By Sanford Nax | October 2, 2008

Developer selects southwest Fresno for 230-unit project.

Fresno, CA — A Marin County developer of affordable housing plans to try something new – and the company wants to do it in southwest Fresno.

The Fresno City Council has selected EAH Housing to develop a 230-unit specially designed project at Elm and Annadale avenues that would feature apartments for families and senior citizens.

It would be the first multigenerational development by EAH, which owns and manages three other affordable housing communities in Fresno and Selma.

The development would be the latest in a string of affordable-housing projects in the Fresno area, which has a strong demand for such homes. Sequoia Village would help meet two objectives: housing for low-income families and seniors.

It comes on the heels of announcements for Garden View Terrace, a senior housing complex proposed for Minnewawa and Barstow avenues in Clovis, and Bastian Court, a five-story, 60-unit affordable complex in downtown Fresno.

As proposed, Sequoia Village will have a two-story structure of 100 apartments with up to four bedrooms each for families, and 130 units for seniors in a three-story building. The configuration would enable generations of the same family to live near one another on a single 7.4-acre plot.

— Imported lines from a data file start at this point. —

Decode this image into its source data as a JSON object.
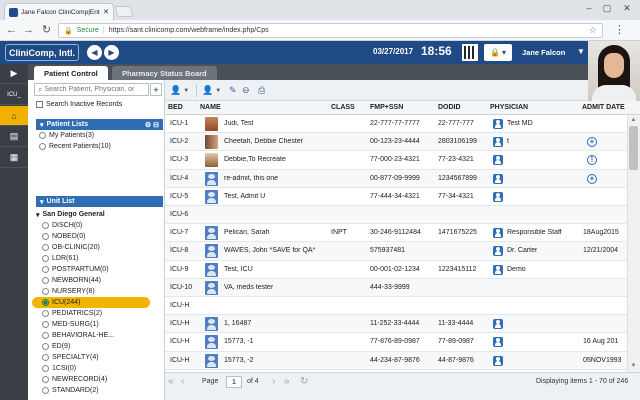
{
  "browser": {
    "tab_title": "Jane Falcon CliniComp|Ent",
    "secure_label": "Secure",
    "url": "https://sant.clinicomp.com/webframe/index.php/Cps"
  },
  "header": {
    "logo": "CliniComp, Intl.",
    "date": "03/27/2017",
    "time": "18:56",
    "user": "Jane Falcon"
  },
  "rail": {
    "icu_label": "ICU_"
  },
  "tabs": [
    "Patient Control",
    "Pharmacy Status Board"
  ],
  "left": {
    "search_placeholder": "Search Patient, Physician, or",
    "search_inactive": "Search Inactive Records",
    "patient_lists_header": "Patient Lists",
    "patient_lists": [
      "My Patients(3)",
      "Recent Patients(10)"
    ],
    "unit_list_header": "Unit List",
    "facility": "San Diego General",
    "units": [
      "DISCH(0)",
      "NOBED(0)",
      "OB-CLINIC(20)",
      "LDR(61)",
      "POSTPARTUM(0)",
      "NEWBORN(44)",
      "NURSERY(8)",
      "ICU(244)",
      "PEDIATRICS(2)",
      "MED-SURG(1)",
      "BEHAVIORAL-HE...",
      "ED(9)",
      "SPECIALTY(4)",
      "1CSI(0)",
      "NEWRECORD(4)",
      "STANDARD(2)"
    ],
    "selected_unit_index": 7
  },
  "grid": {
    "columns": [
      "BED",
      "NAME",
      "CLASS",
      "FMP+SSN",
      "DODID",
      "PHYSICIAN",
      "ADMIT DATE"
    ],
    "rows": [
      {
        "bed": "ICU-1",
        "pic": "photo",
        "name": "Judi, Test",
        "cls": "",
        "fmp": "22-777-77-7777",
        "dodid": "22-777-777",
        "phys_icon": true,
        "physician": "Test MD",
        "admit": "",
        "status": ""
      },
      {
        "bed": "ICU-2",
        "pic": "photo2",
        "name": "Cheetah, Debbie Chester",
        "cls": "",
        "fmp": "00-123-23-4444",
        "dodid": "2803106199",
        "phys_icon": true,
        "physician": "t",
        "admit": "",
        "status": "plus"
      },
      {
        "bed": "ICU-3",
        "pic": "photo3",
        "name": "Debbie,To Recreate",
        "cls": "",
        "fmp": "77-000-23-4321",
        "dodid": "77-23-4321",
        "phys_icon": true,
        "physician": "",
        "admit": "",
        "status": "alert"
      },
      {
        "bed": "ICU-4",
        "pic": "ph",
        "name": "re-admit, this one",
        "cls": "",
        "fmp": "00-877-09-9999",
        "dodid": "1234567899",
        "phys_icon": true,
        "physician": "",
        "admit": "",
        "status": "plus"
      },
      {
        "bed": "ICU-5",
        "pic": "ph",
        "name": "Test, Admit U",
        "cls": "",
        "fmp": "77-444-34-4321",
        "dodid": "77-34-4321",
        "phys_icon": true,
        "physician": "",
        "admit": "",
        "status": ""
      },
      {
        "bed": "ICU-6",
        "pic": "",
        "name": "",
        "cls": "",
        "fmp": "",
        "dodid": "",
        "phys_icon": false,
        "physician": "",
        "admit": "",
        "status": ""
      },
      {
        "bed": "ICU-7",
        "pic": "ph",
        "name": "Pelican, Sarah",
        "cls": "INPT",
        "fmp": "30-246-9112484",
        "dodid": "1471675225",
        "phys_icon": true,
        "physician": "Responsible Staff",
        "admit": "18Aug2015",
        "status": ""
      },
      {
        "bed": "ICU-8",
        "pic": "ph",
        "name": "WAVES, John *SAVE for QA*",
        "cls": "",
        "fmp": "575937481",
        "dodid": "",
        "phys_icon": true,
        "physician": "Dr. Carter",
        "admit": "12/21/2004",
        "status": ""
      },
      {
        "bed": "ICU-9",
        "pic": "ph",
        "name": "Test, ICU",
        "cls": "",
        "fmp": "00-001-02-1234",
        "dodid": "1223415112",
        "phys_icon": true,
        "physician": "Demo",
        "admit": "",
        "status": ""
      },
      {
        "bed": "ICU-10",
        "pic": "ph",
        "name": "VA, meds tester",
        "cls": "",
        "fmp": "444-33-9999",
        "dodid": "",
        "phys_icon": false,
        "physician": "",
        "admit": "",
        "status": ""
      },
      {
        "bed": "ICU-H",
        "pic": "",
        "name": "",
        "cls": "",
        "fmp": "",
        "dodid": "",
        "phys_icon": false,
        "physician": "",
        "admit": "",
        "status": ""
      },
      {
        "bed": "ICU-H",
        "pic": "ph",
        "name": "1, 16487",
        "cls": "",
        "fmp": "11-252-33-4444",
        "dodid": "11-33-4444",
        "phys_icon": true,
        "physician": "",
        "admit": "",
        "status": ""
      },
      {
        "bed": "ICU-H",
        "pic": "ph",
        "name": "15773, -1",
        "cls": "",
        "fmp": "77-876-89-0987",
        "dodid": "77-89-0987",
        "phys_icon": true,
        "physician": "",
        "admit": "16 Aug 201",
        "status": ""
      },
      {
        "bed": "ICU-H",
        "pic": "ph",
        "name": "15773, -2",
        "cls": "",
        "fmp": "44-234-87-9876",
        "dodid": "44-87-9876",
        "phys_icon": true,
        "physician": "",
        "admit": "05NOV1993",
        "status": ""
      }
    ]
  },
  "pager": {
    "page_label": "Page",
    "page": "1",
    "of": "of 4",
    "display": "Displaying items 1 - 70 of 246"
  }
}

“There are so many ways interaction can occur inside the community or within the neighborhood,” said Lamar Turner, senior project manager. “You can have seniors help mentor or educate the students. And as seniors grow more frail, you can have the family side helping to provide personal care.”

EAH calls it a model for a “multigenerational healthy living community.”

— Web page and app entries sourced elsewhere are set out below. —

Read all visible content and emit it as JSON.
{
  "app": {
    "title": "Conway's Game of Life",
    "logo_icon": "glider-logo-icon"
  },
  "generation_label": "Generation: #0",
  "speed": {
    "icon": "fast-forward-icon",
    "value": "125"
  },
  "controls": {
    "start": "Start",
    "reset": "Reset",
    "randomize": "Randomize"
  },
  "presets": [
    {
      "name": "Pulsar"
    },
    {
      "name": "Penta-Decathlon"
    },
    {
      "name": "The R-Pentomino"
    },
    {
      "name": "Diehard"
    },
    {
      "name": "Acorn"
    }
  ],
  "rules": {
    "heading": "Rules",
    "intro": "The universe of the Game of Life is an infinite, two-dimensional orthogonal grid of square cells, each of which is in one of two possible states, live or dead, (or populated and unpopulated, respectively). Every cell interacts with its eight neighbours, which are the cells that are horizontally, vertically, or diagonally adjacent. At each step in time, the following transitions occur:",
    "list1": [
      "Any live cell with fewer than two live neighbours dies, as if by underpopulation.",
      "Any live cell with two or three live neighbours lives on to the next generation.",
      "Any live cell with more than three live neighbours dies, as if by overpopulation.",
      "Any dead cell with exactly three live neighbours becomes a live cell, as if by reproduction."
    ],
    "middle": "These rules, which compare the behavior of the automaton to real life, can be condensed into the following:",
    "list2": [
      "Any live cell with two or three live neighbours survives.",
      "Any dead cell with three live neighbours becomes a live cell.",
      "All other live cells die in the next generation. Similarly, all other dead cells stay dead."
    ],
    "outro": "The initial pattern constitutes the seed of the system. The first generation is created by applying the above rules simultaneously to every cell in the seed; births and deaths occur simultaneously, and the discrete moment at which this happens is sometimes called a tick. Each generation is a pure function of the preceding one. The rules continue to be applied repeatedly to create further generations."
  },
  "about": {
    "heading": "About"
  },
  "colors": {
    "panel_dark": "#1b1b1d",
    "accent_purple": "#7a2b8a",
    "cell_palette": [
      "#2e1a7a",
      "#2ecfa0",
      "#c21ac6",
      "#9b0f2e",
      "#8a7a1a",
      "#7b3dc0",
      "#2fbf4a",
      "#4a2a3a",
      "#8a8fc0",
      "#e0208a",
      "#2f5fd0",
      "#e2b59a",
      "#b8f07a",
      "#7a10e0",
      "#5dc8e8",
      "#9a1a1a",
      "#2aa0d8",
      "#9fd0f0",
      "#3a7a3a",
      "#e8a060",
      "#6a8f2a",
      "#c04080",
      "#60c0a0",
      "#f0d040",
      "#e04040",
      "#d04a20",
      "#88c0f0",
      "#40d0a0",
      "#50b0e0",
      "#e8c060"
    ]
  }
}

Sequoia Village will be across the street from two schools and a community center, and next door to a Sequoia Community Health Centers clinic. The apartments and clinic will be connected with sidewalks, and a public gathering area accessible to all residents and clinic caregivers will be constructed, Turner said.

Each apartment complex is to have its own clubhouse staffed with resources tailored to residents. The senior center would have services for that age group, while the family center would have after-school programs and the like, said Chad Wakefield, project manager for the Fresno Redevelopment Agency, which solicited the project.

Turner said everything will be integrated.

“It’s a simple matter to walk between the units and buildings and complexes,” he said. “It is intended by design to function as a single unit.”

The $38 million project will be financed with tax credits and could be open for business in summer 2011.

EAH is not yet accepting reservations. Its Web site is www.eahhousing.org.

EAH was one of seven companies that responded to the Fresno Redevelopment Agency’s development request. “Theirs was the most unique,” Wakefield said.